Physical inactivity has been closely linked to increasing the risk and burden of many persistent diseases, and the removal of this behaviour can improve health substantially (Lee et al 2012).
Physical activity has also been acknowledged as the most economically effective intervention or “best buy” for public health, along with reducing the risk of progression of chronic disease, and improve quality of life, and improving overall ability to function physically (US Department of Health and Human Service 2018)
All UK based physios will be familiar with the CSP’s ‘Love Activity’
campaign designed to get the nation moving.
The campaign is designed to offer expert advice and guidance from physiotherapy staff to patients, and gives practical tips for getting started, useful condition-specific insights and inspiring stories to motivate and inspire patients to begin activity. Information like this is best shared, so we at the CSP East of England Regional Network hope to facilitate this talk this evening.
Questions to consider
- We want to know what area you work in, your most rewarding patient story, and strategies to promote activity in these persistent condition patients.
- What are your reflections on the challenges of encouraging inactive patients to become more physically active?
- Could you share your most rewarding patient story of encouraging physical activity?
- Have you signed up to the Love Activity campaign?
- What strategies are you using to promote physical activity to patients with persistent conditions?
- What are you going to bring forward to use with your patient cohort?
Lee, I.-M., Shiroma, E.J., Lobelo, F., Puska, P., Blair, S.N., Katzmarzyk, P.T. and Group, L.P.A.S.W. (2012) ‘Effect of physical inactivity on major non-communicable diseases worldwide: an analysis of burden of disease and life expectancy’, The Lancet, 380(9838), 219-229
Joe Curtin is a Rotational Physiotherapist working at Ipswich Hospital, as part of the East Suffolk and North Essex Foundation Trust.

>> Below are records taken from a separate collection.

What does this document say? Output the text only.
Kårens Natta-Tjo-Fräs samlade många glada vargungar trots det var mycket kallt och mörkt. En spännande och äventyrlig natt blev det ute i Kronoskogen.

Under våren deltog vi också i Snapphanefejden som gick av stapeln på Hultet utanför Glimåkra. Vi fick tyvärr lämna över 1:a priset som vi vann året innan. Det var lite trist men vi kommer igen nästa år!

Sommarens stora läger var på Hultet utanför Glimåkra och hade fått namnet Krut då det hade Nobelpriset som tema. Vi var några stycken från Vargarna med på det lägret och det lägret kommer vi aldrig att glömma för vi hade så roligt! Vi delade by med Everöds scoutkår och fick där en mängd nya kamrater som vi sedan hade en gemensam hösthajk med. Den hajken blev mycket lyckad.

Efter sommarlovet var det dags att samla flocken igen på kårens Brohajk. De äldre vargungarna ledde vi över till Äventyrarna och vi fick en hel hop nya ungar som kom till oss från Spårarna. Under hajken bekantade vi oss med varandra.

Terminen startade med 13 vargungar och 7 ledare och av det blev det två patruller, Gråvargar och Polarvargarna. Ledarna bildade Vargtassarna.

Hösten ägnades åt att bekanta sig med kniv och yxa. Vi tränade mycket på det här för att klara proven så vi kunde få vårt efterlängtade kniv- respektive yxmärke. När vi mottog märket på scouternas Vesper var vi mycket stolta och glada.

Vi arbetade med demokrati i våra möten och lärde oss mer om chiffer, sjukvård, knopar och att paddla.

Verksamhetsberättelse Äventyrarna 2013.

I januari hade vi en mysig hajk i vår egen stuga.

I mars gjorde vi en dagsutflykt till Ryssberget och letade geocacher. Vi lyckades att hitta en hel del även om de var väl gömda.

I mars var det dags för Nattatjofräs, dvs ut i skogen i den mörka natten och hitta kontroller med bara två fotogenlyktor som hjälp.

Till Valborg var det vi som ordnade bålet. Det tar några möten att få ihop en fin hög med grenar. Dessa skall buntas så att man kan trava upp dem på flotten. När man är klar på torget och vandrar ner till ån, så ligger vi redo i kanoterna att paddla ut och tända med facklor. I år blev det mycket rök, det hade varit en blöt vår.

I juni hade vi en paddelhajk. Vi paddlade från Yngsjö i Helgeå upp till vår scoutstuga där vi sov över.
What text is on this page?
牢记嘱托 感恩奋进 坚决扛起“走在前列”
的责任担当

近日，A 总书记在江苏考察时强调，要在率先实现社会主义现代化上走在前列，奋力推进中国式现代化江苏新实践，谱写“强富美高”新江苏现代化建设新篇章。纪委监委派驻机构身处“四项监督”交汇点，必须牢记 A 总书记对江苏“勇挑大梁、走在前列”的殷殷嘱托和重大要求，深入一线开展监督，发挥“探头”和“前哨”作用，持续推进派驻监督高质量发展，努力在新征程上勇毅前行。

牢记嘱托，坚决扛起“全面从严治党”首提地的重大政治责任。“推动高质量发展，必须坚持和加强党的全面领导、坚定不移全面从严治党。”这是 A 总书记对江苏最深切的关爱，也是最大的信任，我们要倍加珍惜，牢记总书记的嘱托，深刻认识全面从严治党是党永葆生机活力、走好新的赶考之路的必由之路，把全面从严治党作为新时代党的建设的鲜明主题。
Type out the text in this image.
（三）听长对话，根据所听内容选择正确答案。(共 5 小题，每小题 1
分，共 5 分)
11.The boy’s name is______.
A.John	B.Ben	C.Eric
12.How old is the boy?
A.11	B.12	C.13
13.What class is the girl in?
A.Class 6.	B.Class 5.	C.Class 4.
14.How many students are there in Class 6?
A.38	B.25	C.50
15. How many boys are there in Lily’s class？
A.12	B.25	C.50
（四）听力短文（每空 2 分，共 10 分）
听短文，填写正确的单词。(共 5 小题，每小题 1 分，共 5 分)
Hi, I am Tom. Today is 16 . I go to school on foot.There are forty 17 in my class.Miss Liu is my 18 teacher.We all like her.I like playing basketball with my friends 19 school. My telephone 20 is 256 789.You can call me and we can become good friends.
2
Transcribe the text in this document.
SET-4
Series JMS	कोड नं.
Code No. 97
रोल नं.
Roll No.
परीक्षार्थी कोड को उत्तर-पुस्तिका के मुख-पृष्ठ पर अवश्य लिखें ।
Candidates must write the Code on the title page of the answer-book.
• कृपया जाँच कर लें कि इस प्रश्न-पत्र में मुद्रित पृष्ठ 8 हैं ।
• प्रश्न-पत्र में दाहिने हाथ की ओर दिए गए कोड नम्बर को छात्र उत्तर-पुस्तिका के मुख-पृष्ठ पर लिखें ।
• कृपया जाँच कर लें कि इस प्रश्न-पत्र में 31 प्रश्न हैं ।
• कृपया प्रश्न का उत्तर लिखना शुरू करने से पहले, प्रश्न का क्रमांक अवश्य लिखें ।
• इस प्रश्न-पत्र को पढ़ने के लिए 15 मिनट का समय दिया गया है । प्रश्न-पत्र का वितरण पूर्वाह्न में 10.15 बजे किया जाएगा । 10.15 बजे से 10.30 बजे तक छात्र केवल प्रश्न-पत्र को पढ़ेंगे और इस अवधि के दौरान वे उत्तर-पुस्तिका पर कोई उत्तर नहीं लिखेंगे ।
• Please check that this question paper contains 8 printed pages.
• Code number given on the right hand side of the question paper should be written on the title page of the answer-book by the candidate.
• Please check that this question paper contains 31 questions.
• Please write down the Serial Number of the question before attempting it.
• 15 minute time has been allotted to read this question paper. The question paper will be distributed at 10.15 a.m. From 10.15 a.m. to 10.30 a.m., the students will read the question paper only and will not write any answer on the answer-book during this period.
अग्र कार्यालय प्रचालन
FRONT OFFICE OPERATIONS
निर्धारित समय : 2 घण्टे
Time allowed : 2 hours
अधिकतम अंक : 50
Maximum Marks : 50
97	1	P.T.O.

Joe qualified from the University of Limerick in 2018, with a BSc in Physiotherapy. He is also a member of the East of England CSP Regional Network. His research interests include secondary prevention of persistent disease, and mHealth. Through reflecting with his colleagues in the CSP EoERN, and nationally, all AHPs struggle to engage with those decreased activity levels to engage in Physical activity.